Lors de l'audience sur la place Saint-Pierre. Il m'avait invité après la publication du livre Perché credo, écrit avec Andrea Tornielli. Il me donna l'accolade et je trouvai le courage de lui demander si le temps n'était pas venu de mettre à jour Entretiens sur la foi. «Mais comment ferons-nous?» me demanda-t-il. «Comme la dernière fois» ai-je dit. «Sainteté, si vous me donnez trois jours ... ».
« Vittorio» m'interrompit-il en souriant, «comment puis-je vous donner trois jours, si personne ne laisse trois heures de trêve au pape? ».

Et la dernière rencontre?

Il y a quelques mois, en tant qu'émérite. Encore une fois, l'occasion a été la publication d'un livre de moi et l'initiative est de lui, parce que depuis qu'il est pape, je n'ai pas trouvé le courage de faire le premier pas.
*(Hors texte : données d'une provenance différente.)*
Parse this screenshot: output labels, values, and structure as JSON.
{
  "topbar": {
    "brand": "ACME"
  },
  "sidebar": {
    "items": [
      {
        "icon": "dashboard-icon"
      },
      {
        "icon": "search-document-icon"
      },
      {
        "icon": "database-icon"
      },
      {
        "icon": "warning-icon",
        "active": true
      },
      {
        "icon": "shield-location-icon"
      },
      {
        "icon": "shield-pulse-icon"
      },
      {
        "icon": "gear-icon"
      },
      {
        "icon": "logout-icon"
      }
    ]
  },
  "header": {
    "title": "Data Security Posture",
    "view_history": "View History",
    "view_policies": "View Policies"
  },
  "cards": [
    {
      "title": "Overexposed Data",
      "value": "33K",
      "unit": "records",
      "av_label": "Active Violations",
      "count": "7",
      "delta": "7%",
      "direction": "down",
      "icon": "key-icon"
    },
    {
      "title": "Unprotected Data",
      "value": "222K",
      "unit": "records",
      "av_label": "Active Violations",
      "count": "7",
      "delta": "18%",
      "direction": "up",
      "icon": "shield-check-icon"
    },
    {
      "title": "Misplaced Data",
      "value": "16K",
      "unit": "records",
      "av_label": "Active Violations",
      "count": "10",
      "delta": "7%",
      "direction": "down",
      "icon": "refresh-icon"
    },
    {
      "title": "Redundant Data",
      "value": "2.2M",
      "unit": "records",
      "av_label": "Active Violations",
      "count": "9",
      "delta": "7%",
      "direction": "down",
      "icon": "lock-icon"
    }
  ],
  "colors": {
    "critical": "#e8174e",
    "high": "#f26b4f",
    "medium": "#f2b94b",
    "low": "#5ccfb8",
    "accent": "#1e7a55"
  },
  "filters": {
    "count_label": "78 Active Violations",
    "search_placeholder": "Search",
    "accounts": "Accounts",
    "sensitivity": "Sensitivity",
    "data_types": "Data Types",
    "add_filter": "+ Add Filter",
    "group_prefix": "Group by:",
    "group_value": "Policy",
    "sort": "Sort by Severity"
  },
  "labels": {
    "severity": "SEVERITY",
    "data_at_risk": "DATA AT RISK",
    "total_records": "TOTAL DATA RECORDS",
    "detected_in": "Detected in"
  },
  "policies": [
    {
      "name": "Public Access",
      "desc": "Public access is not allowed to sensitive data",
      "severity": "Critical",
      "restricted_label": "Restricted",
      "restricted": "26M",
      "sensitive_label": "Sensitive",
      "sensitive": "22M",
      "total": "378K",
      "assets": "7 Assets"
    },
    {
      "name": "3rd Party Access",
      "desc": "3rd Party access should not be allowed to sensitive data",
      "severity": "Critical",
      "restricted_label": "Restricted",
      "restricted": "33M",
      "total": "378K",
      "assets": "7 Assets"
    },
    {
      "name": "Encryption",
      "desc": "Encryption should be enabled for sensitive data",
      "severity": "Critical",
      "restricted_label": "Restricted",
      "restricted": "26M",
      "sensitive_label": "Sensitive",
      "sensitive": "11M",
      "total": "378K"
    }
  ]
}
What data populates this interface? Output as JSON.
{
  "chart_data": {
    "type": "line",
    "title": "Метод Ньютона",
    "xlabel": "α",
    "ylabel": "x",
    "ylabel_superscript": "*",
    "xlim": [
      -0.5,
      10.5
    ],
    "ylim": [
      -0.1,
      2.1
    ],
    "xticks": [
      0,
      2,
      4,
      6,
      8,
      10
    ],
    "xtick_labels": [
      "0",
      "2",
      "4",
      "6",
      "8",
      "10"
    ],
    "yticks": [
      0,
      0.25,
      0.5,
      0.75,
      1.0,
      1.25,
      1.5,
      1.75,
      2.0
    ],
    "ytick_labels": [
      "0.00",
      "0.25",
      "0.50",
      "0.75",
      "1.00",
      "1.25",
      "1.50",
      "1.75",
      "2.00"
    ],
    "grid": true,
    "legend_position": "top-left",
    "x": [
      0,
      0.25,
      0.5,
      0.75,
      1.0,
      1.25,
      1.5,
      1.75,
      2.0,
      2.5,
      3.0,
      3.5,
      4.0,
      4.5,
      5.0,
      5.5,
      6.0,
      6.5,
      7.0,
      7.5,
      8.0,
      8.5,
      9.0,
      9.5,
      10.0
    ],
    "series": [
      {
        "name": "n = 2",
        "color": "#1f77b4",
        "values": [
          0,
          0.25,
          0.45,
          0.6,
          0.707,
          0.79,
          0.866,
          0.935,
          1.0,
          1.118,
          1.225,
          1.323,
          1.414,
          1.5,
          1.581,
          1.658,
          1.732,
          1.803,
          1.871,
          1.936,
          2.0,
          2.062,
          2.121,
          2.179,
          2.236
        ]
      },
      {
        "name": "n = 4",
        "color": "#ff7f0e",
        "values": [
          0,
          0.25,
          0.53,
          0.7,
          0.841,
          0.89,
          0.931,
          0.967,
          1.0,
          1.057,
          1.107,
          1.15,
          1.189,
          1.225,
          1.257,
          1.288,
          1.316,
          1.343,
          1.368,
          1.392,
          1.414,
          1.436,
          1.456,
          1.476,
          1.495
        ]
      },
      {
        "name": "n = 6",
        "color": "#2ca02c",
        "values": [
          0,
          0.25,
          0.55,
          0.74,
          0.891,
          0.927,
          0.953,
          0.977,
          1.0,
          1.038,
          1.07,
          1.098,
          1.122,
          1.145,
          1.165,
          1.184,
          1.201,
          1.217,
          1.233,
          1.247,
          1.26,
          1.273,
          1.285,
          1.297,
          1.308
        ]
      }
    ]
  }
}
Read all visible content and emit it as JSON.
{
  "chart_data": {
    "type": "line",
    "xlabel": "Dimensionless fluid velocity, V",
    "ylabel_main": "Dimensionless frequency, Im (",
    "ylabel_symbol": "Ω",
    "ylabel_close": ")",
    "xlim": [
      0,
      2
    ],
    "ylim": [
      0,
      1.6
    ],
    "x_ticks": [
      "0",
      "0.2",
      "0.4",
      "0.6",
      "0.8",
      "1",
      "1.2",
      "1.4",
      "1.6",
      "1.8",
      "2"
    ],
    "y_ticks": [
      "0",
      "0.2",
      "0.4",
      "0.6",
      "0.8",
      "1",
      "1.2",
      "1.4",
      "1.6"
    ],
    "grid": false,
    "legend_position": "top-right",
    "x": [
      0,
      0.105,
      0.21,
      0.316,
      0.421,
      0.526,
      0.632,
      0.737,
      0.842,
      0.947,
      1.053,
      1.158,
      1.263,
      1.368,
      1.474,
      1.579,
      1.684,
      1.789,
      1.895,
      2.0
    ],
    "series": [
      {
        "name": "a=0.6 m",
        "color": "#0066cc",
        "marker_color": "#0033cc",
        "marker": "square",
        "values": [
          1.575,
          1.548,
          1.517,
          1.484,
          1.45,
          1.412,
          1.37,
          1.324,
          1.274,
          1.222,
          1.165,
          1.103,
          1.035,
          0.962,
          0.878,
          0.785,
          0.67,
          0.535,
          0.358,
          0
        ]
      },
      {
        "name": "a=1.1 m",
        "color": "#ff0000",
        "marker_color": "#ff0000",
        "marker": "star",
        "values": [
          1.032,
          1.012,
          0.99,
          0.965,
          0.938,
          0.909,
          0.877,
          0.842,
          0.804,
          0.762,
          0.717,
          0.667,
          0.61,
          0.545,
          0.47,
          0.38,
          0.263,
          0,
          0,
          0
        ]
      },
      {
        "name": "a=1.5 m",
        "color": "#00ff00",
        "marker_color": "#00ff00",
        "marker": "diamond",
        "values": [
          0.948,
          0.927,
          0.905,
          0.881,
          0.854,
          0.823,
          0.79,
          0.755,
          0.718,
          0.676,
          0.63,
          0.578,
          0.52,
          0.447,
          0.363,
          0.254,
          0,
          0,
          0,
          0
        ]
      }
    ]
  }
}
Il m'a reçu à Mater Ecclesiae, le petit bâtiment dans les jardins du Vatican où se trouvait le couvent de religieuses cloîtrées souhaitées par Jean-Paul II.

Comment vit Benoît XVI à présent?

Parmi ses livres, le piano, la musique: Mozart, Beethoven, Bruckner ... il reçoit quelques hôtes et s'occupe de la correspondance qui lui arrive du monde entier. J'ai vu aussi deux journaux sur son bureau: le Corriere della Sera, et le quotien bavarois Süddeutsche Zeitung. Le soir, il regarde TG1. La petite villa est un lieu lumineux, plein de fleurs, qui communique la paix. Benoît XVI est entouré de respect et d'affection.
Avec lui , il y a toujours les memores domini de C&L et son secrétaire, Mgr Georg Genswein, quand il n'est pas occupé avec le Pape François.

C'est justement le père Georg qui l'an dernier, alarma un peu tout le monde en disant que Benoît XVI est comme une bougie qui s'éteint lentement.

Dans notre dernière rencontre, nous nous sommes entretenus jusqu'après 13 heures. J'espérais que nous pourrions déjeuner ensemble, au contraire, j'ai été congédié pour ne pas le fatiguer et je ne sais pas s'il mange, et quoi. Benoît, aujourd'hui, est très maigre, même à la maison il s'appuie sur un déambulateur, et pour prendre un peu l'air dans le jardin , il est poussé sur un fauteuil roulant (??). Mais dans le dialogue entre nous, il s'est réaffirmé comme un homme à l'esprit hors du commun, à la conversation lucide, passionnée et attachante. Ce n'est pas par hasard si l'année dernière, il a suivi de près la publication d'un livre-interview et d'une biographie.
La métaphore avec la bougie colle bien, mais, aussi frêle qu'elle soit, la lumière qui en émane est toujours éblouissante.